Dos bomberos, tras revisar el garaje ayer al mediodía. / PIÑA
Dos bomberos, tras revisar el garaje ayer al mediodía. / PIÑA

Una víctima accionó el sistema antiincendio de la caldera y tras ello se desmayó en el garaje. Un vecino, también intoxicado, dio la alarma

CECILIA PÉREZ OVIEDO.

Todo quedó en un susto pero pudo haber sido una tragedia. Una mujer, un hombre y dos perros resultaron ayer intoxicados por dióxido de carbono en el garaje de un edificio de la avenida de Galicia, tras activar ella por error el sistema antiincendio de la sala de calderas del inmueble, ubicado en el número 31, bloque 1, de dicha calle. Un sistema de seguridad que dispara dióxido de carbono como método para apagar el fuego.

El suceso se produjo a las ocho de la mañana cuando G. H. P, de 66 años, y que trabaja como asistenta en un piso del inmueble, se disponía a coger el ascensor del garaje junto a dos perros. En el momento que entró en el vestíbulo donde se ubica el ascensor accionó por error, como así confirmaron fuentes policiales, el sistema antiincendio de la sala de calderas. Un botón manual, ubicado junto a la puerta de la sala de la caldera. El pulsador está situado a muy poca altura del suelo, sin ningún tipo de protección, por lo que no es nada difícil accionarlo por equivocación. En el momento que se pulsa, comienza a expulsar dióxido de carbono como sistema antiincendio, ya que este gas consume el oxígeno evitando la propagación de las llamas.

Según explicaron los técnicos de mantenimiento del sistema antiincendio, donde se produjo el suceso, se activa «de forma automática» en cuanto sus sensores detectan un incendio. «Es un mecanismo que protege a la caldera en caso de incendio», explicaron.

La mujer iba acompañada de dos perros que también resultaron afectados

Sin embargo, también cuenta con un mecanismo manual. Dos botones, uno rojo para activarlo y otro azul para desactivarlo. «Probablemente la mujer lo confundiera con el interruptor de la luz, fue un error humano», aseguraron desde la Jefatura Superior de Policía de Asturias.

La confusión hizo que la mujer inhalara el gas tóxico y perdiese casi en el acto la consciencia, lo mismo que los dos perros que la acompañaban. De hecho, cayó desmayada y se golpeó fuertemente la cabeza, lo que le produjo una herida por la que sangró abundantemente.

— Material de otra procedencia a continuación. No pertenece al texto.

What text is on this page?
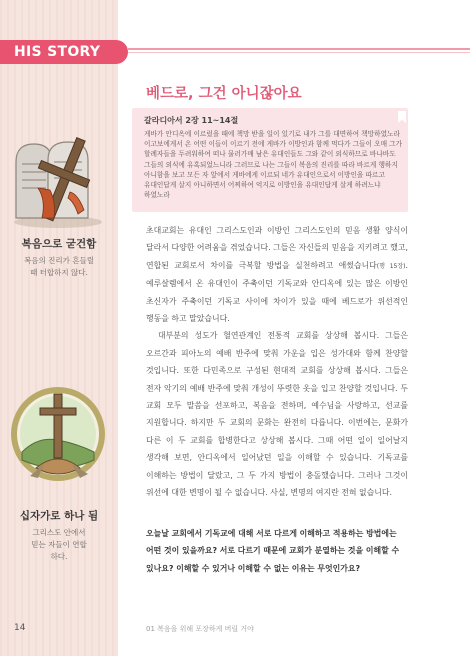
HIS STORY
복음으로 굳건함
복음의 진리가 흔들릴 때 터합하지 않다.
십자가로 하나 됨
그리스도 안에서 믿는 자들이 연합하다.
14	01 복음을 위해 포장하게 버릴 거야
베드로, 그건 아니잖아요
갈라디아서 2장 11~14절
게바가 안디옥에 이르렀을 때에 책망 받을 일이 있기로 내가 그를 대면하여 책망하였노라 이고보에게서 온 어떤 이들이 이르기 전에 게바가 이방인과 함께 먹다가 그들이 오매 그가 할례자들을 두려워하여 떠나 물러가매 남은 유대인들도 그와 같이 외식하므로 바나바도 그들의 외식에 유혹되었느니라 그러므로 나는 그들이 복음의 진리를 따라 바르게 행하지 아니함을 보고 모든 자 앞에서 게바에게 이르되 네가 유대인으로서 이방인을 따르고 유대인답게 살지 아니하면서 어찌하여 억지로 이방인을 유대인답게 살게 하려느냐 하였노라

초대교회는 유대인 그리스도인과 이방인 그리스도인의 믿음 생활 양식이 달라서 다양한 어려움을 겪었습니다. 그들은 자신들의 믿음을 지키려고 했고, 연합된 교회로서 차이를 극복할 방법을 실천하려고 애썼습니다(행 15장). 예루살렘에서 온 유대인이 주축이던 기독교와 안디옥에 있는 많은 이방인 초신자가 주축이던 기독교 사이에 차이가 있을 때에 베드로가 위선적인 행동을 하고 말았습니다.

대부분의 성도가 혈연관계인 전통적 교회를 상상해 봅시다. 그들은 오르간과 피아노의 예배 반주에 맞춰 가운을 입은 성가대와 함께 찬양할 것입니다. 또한 다민족으로 구성된 현대적 교회를 상상해 봅시다. 그들은 전자 악기의 예배 반주에 맞춰 개성이 뚜렷한 옷을 입고 찬양할 것입니다. 두 교회 모두 말씀을 선포하고, 복음을 전하며, 예수님을 사랑하고, 선교를 지원합니다. 하지만 두 교회의 문화는 완전히 다릅니다. 이번에는, 문화가 다른 이 두 교회를 합병한다고 상상해 봅시다. 그때 어떤 일이 일어날지 생각해 보면, 안디옥에서 일어났던 일을 이해할 수 있습니다. 기독교를 이해하는 방법이 달랐고, 그 두 가지 방법이 충돌했습니다. 그러나 그것이 위선에 대한 변명이 될 수 없습니다. 사실, 변명의 여지란 전혀 없습니다.

오늘날 교회에서 기독교에 대해 서로 다르게 이해하고 적용하는 방법에는 어떤 것이 있을까요? 서로 다르기 때문에 교회가 분열하는 것을 이해할 수 있나요? 이해할 수 있거나 이해할 수 없는 이유는 무엇인가요?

La casualidad hizo que un vecino, J. B. L., de 56 años, bajase en ese momento al garaje. Al salir del ascensor se encontró de bruces con el cuerpo tendido de la mujer y los canes. En el momento que se acercó a ella para ayudarla, el hombre comenzó a marearse percatándose de que algo no iba bien. Su rápida reacción para coger el ascensor de nuevo, salir del garaje y llamar a los servicios de emergencias lo que evitó la tragedia. Hasta el lugar se acercaron patrullas de la Policía Nacional, de hecho fueron dos agentes los que sacaron a la mujer semiinconsciente y a los dos perros hacia las escaleras del garaje por ser una zona más ventilada, añadieron fuentes policiales. También participó la Policía Local y los Bomberos. Estos últimos procedieron a ventilar el garaje abriendo el portón para evacuar el dióxido de carbono. Cuando entraron los bomberos, el dióxido de carbono había consumido ya el 86% del oxígeno, según pudo saber este periódico.

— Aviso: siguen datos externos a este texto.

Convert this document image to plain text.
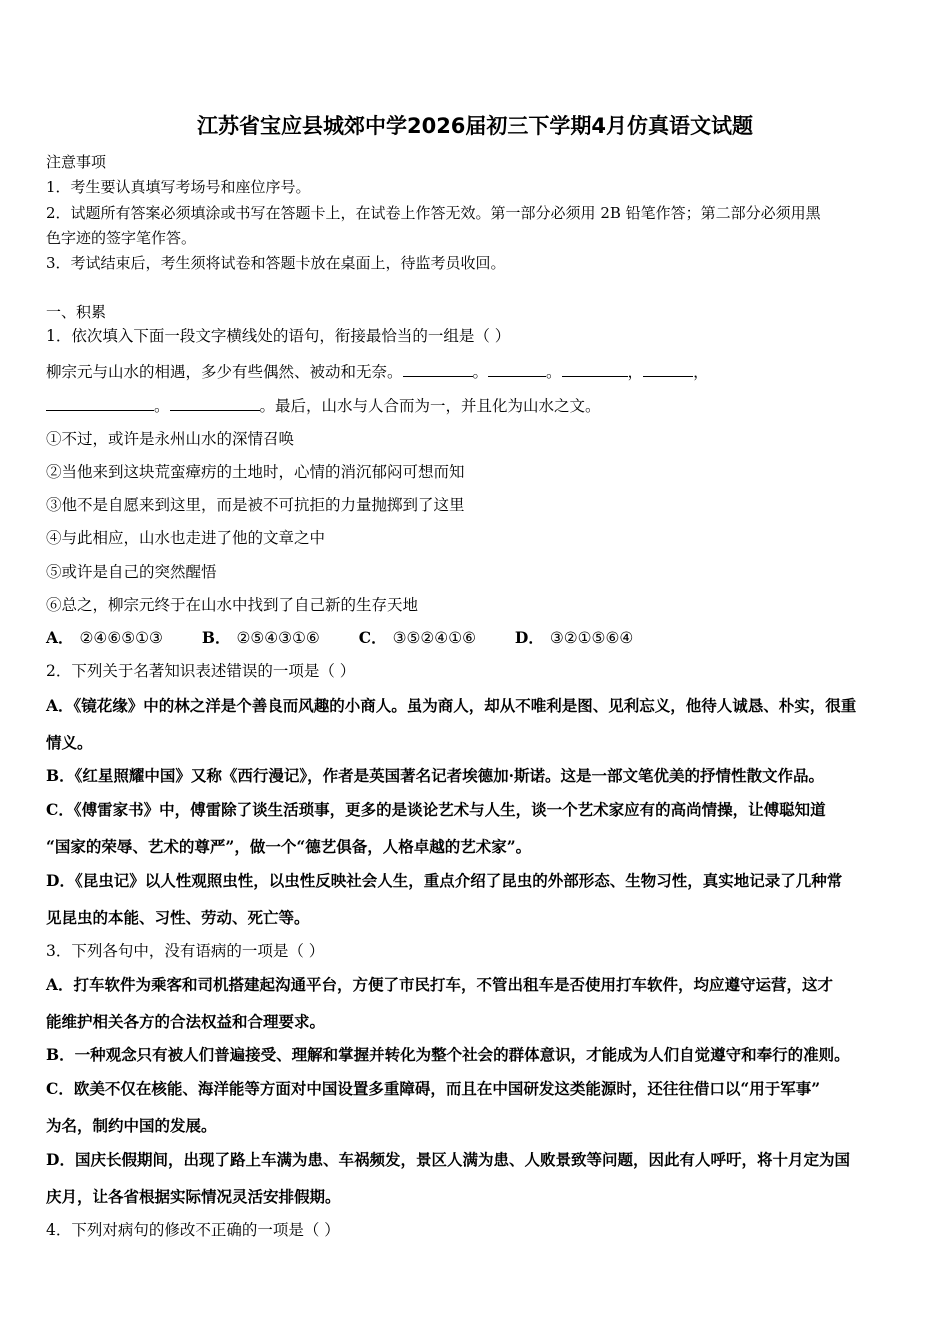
江苏省宝应县城郊中学2026届初三下学期4月仿真语文试题
注意事项
1．考生要认真填写考场号和座位序号。
2．试题所有答案必须填涂或书写在答题卡上，在试卷上作答无效。第一部分必须用 2B 铅笔作答；第二部分必须用黑
色字迹的签字笔作答。
3．考试结束后，考生须将试卷和答题卡放在桌面上，待监考员收回。
一、积累
1．依次填入下面一段文字横线处的语句，衔接最恰当的一组是（ ）
柳宗元与山水的相遇，多少有些偶然、被动和无奈。	。	。	，	，
。	。最后，山水与人合而为一，并且化为山水之文。
①不过，或许是永州山水的深情召唤
②当他来到这块荒蛮瘴疠的土地时，心情的消沉郁闷可想而知
③他不是自愿来到这里，而是被不可抗拒的力量抛掷到了这里
④与此相应，山水也走进了他的文章之中
⑤或许是自己的突然醒悟
⑥总之，柳宗元终于在山水中找到了自己新的生存天地
A． ②④⑥⑤①③	B． ②⑤④③①⑥	C． ③⑤②④①⑥	D． ③②①⑤⑥④
2．下列关于名著知识表述错误的一项是（ ）
A．《镜花缘》中的林之洋是个善良而风趣的小商人。虽为商人，却从不唯利是图、见利忘义，他待人诚恳、朴实，很重
情义。
B．《红星照耀中国》又称《西行漫记》，作者是英国著名记者埃德加·斯诺。这是一部文笔优美的抒情性散文作品。
C．《傅雷家书》中，傅雷除了谈生活琐事，更多的是谈论艺术与人生，谈一个艺术家应有的高尚情操，让傅聪知道
“国家的荣辱、艺术的尊严”，做一个“德艺俱备，人格卓越的艺术家”。
D．《昆虫记》以人性观照虫性，以虫性反映社会人生，重点介绍了昆虫的外部形态、生物习性，真实地记录了几种常
见昆虫的本能、习性、劳动、死亡等。
3．下列各句中，没有语病的一项是（ ）
A．打车软件为乘客和司机搭建起沟通平台，方便了市民打车，不管出租车是否使用打车软件，均应遵守运营，这才
能维护相关各方的合法权益和合理要求。
B．一种观念只有被人们普遍接受、理解和掌握并转化为整个社会的群体意识，才能成为人们自觉遵守和奉行的准则。
C．欧美不仅在核能、海洋能等方面对中国设置多重障碍，而且在中国研发这类能源时，还往往借口以“用于军事”
为名，制约中国的发展。
D．国庆长假期间，出现了路上车满为患、车祸频发，景区人满为患、人败景致等问题，因此有人呼吁，将十月定为国
庆月，让各省根据实际情况灵活安排假期。
4．下列对病句的修改不正确的一项是（ ）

Los dos intoxicados fueron trasladados al Hospital Universitario Central de Asturias y se encuentran fuera de peligro aunque la mujer permaneció en observación a raíz de la herida que se produjo en la cabeza al desmayarse, tras respirar el gas tóxico. Los perros fueron atendidos por los veterinarios municipales y también se encuentran en perfecto estado de salud.

A la una y veinte del mediodía de ayer, los bomberos regresaron al lugar del suceso para revisar los niveles de oxígeno y autorizar la entrada a los técnicos de mantenimiento del sistema antiincendio de la caldera. Una vez confirmado que todo estaba en orden, los técnicos procedieron a retirar las botellas de dióxido de carbono activadas por error para proceder , de nuevo, a su relleno.